Plan to bring anything that will make your disabled family member’s vacation more enjoyable and meet their most basic needs, such as a wheelchair, hearing aids, or medications. It helps to have a list of medications easily accessible and to utilize a patient-centered delivery pharmacy. PersonalRX, for example, delivers your loved one’s monthly supply of medication with personalized, individually packaged medication dose packs and a pre-made list of meds. This  removes the need to gather and pack bulky pill bottles. The comprehensive list of medicine that PersonalRX provides makes it so medicine regimes are clear so doses don’t get mixed up or missed. PersonalRX also provides your loved one – and you – with a dedicated Personal Care Provider who is available anytime (even on vacation), if there are ever questions or if anyone needs assistance getting their medication reliably.

Research Disabled and Aging Traveler Accommodations 

Take extra time before your trip to research accommodations for your disabled family member. While all US airlines and hotels are required by law to provide appropriate accommodations, there are some that go the extra mile to make your trip safe and comfortable for your loved one. Many transportation companies and hospitality groups even offer specialized room layouts, luggage handling, butler service and check-in support. If you’re unsure where to begin with your research, you may want to look into a travel agency that specializes in planning trips for those with disabilities or those who operate especially for families with aging travelers. Many times travel agents know some of the special or unique opportunities that cater to multi-generational travelers. While it’s tempting to handle planning using the do it yourself booking engines, working with a travel agent can help take some of the stress out of planning your family vacation. 

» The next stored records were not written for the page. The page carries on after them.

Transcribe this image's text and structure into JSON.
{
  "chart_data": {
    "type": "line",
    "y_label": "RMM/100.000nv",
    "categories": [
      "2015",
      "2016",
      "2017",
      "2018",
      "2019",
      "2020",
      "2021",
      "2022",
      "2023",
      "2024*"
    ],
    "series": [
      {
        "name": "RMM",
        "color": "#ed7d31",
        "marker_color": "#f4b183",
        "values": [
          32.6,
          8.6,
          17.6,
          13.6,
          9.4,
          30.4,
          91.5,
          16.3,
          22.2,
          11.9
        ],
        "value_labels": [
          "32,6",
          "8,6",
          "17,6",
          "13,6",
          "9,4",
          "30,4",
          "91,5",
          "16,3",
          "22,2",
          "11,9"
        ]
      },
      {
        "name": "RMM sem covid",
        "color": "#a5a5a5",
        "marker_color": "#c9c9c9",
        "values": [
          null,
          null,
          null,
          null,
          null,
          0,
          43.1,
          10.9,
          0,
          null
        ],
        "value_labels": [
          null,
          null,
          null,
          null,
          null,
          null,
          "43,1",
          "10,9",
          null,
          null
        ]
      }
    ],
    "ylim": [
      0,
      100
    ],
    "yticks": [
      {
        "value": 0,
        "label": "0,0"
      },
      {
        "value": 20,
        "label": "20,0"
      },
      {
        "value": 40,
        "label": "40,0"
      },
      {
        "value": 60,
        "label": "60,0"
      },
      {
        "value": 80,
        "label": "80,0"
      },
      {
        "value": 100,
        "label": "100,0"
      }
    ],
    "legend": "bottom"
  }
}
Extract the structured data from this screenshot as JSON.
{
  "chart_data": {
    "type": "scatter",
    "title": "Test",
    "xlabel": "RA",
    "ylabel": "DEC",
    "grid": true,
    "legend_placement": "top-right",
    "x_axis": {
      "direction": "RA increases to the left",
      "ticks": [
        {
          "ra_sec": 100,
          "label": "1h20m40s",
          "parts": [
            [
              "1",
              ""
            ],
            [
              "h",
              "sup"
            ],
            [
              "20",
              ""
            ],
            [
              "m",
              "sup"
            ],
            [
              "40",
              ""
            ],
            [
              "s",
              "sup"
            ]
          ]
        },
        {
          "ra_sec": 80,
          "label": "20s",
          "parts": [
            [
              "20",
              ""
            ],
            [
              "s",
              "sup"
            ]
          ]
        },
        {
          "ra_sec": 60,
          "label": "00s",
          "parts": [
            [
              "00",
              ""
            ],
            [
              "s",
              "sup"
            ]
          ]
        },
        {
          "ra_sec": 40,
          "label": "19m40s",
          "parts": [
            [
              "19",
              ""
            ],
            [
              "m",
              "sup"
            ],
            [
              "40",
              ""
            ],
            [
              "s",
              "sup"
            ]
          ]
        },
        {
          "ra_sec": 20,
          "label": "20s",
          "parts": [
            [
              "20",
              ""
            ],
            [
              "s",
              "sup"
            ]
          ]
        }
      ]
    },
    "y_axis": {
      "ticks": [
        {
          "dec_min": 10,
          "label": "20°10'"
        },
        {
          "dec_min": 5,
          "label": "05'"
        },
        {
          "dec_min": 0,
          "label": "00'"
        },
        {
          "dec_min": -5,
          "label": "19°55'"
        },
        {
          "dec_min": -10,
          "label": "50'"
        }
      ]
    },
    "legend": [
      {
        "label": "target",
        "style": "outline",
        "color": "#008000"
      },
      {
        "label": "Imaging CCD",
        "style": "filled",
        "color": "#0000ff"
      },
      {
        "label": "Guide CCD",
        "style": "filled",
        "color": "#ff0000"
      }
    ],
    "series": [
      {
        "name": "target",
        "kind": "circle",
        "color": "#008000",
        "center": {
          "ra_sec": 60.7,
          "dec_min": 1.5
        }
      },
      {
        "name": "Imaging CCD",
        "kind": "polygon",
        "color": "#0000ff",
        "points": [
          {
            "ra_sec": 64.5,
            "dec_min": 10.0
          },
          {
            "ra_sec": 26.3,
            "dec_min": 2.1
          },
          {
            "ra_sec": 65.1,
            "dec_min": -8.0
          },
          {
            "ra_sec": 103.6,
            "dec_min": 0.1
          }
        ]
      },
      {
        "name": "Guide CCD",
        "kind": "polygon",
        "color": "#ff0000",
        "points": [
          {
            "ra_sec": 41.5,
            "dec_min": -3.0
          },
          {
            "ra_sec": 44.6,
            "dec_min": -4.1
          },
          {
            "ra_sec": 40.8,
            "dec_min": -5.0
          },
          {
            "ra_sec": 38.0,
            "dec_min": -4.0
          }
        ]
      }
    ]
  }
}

Consider Transportation for Aging, Disabled or Those With Complicated Medications at the Destination

Don’t wait until after you’ve arrived to consider what modes of transportation your family will need on your trip. In some cases, it might not be easy for your disabled family member to utilize public transportation, and you may want to consider renting a car if your family plans to explore what the area has to offer. Other alternatives to meet aging relative’s needs include hiring specialty transportation or working with disability resources at the destination.

The Value of Traveling with Aging Family Members is Immeasurable

It’s worth the added effort when planning a family vacation to ensure that your aging or disabled family member feels included and has the proper accommodations. With a little extra time, consideration and health services on your side, it’s entirely possible to plan a successful family vacation that everyone will enjoy. The experiences and memories of bringing family together are worth planning ahead for.